I was told that Latvian students were shy and did not speak much. I didn't find this to be the case. Not everybody spoke, of course, but that happens at home as well; most, however, were talkative and genuinely tried to engage, though I have the sense that some of them were unused to actually being asked questions like, "What are some of the Celtic languages?" and "What kinds of words do you think Old English borrowed from Latin, and why?" One of the things I repeatedly say in class at home is "Do you have any questions or comments?", and one student told me point blank that Latvian students are never asked this in a class. I am going to take some getting used to.
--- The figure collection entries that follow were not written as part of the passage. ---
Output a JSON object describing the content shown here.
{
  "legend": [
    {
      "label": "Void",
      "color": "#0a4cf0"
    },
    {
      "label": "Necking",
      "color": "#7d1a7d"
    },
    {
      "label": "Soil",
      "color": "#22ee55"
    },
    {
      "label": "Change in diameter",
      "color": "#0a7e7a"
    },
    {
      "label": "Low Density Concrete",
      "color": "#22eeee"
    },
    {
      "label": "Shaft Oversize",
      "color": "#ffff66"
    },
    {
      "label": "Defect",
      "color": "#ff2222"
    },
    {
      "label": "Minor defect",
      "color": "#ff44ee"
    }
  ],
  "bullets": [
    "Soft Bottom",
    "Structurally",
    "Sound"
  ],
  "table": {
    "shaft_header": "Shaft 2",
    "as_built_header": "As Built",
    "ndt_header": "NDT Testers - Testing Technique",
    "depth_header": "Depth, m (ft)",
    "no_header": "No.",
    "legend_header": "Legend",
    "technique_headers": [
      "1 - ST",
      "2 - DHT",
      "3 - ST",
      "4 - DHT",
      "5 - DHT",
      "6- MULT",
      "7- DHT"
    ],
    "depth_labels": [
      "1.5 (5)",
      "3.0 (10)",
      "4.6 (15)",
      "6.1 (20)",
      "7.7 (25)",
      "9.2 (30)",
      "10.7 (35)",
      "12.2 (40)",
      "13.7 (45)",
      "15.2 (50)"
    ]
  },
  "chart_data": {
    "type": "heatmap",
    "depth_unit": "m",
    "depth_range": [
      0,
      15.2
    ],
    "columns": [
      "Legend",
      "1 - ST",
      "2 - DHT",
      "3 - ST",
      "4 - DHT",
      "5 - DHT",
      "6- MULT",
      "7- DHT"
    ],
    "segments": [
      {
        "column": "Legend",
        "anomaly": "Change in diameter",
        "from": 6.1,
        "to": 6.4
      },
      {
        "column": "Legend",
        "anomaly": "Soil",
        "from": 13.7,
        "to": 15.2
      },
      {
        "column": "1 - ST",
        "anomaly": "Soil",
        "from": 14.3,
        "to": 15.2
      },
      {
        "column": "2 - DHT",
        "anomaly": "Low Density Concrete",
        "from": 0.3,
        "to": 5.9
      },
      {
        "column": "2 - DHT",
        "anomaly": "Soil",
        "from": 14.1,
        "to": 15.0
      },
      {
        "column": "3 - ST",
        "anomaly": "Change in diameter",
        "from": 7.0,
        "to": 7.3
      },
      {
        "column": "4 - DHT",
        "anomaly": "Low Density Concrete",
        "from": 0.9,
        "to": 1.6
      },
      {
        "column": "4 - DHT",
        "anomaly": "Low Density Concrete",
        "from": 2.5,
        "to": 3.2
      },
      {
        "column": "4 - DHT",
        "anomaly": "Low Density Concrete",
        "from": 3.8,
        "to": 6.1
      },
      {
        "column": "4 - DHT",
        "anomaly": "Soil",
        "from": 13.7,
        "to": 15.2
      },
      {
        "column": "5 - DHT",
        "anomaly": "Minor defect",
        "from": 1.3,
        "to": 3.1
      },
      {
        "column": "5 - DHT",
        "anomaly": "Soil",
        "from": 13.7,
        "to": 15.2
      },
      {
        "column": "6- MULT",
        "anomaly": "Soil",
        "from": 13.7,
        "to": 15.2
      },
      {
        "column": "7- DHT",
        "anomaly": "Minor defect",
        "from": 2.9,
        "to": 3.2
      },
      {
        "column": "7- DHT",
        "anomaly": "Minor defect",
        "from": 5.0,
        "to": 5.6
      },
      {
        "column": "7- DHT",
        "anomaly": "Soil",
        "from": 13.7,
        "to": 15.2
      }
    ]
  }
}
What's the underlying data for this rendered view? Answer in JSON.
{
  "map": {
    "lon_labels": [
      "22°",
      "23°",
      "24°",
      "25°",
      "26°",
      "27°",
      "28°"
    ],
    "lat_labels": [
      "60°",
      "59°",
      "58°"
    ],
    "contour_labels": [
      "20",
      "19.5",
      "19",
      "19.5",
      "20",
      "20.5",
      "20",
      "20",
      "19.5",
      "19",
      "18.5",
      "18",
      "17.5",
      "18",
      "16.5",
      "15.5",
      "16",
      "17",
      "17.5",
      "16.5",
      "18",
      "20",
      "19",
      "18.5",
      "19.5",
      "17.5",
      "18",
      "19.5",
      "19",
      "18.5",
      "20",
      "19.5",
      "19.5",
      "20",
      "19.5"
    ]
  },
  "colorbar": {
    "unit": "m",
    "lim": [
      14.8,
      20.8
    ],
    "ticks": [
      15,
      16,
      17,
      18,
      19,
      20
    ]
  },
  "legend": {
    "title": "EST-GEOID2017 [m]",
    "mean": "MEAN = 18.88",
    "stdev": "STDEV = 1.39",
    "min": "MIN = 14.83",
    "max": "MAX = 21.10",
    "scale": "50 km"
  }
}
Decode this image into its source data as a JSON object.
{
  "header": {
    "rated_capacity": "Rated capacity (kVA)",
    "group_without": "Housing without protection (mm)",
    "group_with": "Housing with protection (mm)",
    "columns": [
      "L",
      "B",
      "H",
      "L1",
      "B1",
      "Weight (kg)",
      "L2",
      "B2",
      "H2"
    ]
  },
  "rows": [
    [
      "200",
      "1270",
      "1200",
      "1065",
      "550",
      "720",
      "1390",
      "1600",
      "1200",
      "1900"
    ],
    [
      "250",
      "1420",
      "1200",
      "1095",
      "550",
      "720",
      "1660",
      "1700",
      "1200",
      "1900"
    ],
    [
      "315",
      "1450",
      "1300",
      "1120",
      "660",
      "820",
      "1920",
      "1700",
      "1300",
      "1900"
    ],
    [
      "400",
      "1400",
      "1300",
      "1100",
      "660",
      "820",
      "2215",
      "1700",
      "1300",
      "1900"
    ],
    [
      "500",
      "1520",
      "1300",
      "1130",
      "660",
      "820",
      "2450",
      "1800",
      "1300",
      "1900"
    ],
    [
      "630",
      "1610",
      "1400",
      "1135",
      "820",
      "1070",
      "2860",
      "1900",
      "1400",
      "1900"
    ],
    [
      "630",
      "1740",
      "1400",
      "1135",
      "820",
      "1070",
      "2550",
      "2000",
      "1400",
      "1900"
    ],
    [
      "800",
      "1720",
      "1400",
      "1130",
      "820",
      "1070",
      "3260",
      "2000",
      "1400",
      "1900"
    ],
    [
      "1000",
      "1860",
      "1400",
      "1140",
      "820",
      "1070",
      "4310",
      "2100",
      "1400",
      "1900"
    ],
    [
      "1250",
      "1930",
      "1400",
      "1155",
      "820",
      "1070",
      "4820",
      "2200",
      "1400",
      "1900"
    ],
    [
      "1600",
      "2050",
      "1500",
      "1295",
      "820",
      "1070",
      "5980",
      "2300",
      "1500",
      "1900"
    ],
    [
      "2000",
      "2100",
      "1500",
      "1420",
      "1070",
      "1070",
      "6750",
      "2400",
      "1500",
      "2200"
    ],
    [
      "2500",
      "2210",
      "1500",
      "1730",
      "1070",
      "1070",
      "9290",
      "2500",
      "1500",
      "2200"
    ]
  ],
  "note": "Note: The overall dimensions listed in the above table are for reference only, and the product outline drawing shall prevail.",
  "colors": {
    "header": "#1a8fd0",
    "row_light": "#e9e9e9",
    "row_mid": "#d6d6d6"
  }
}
Generally, my Latvian students were very attentive, and I had that odd experience of having students writing down everything I said. American students just don't do this, for some reason. (A sign of the times, though: one student looked at the blackboard where I had written a lot of material, pulled out his cell phone, and took a snapshot of it.) I hope that Irina will be happy with the content that I covered early in the term. We will talk in the next few days so that I can prepare her for her return.
Her other course is a course in 20th-century American literature, a field that I am not trained in, though I have read widely. For some reason, this class was livelier -- maybe there's something about reading texts and talking about them that loosens students up in a way that discussing noun cases in Old English doesn't. More on that course in the next blog post.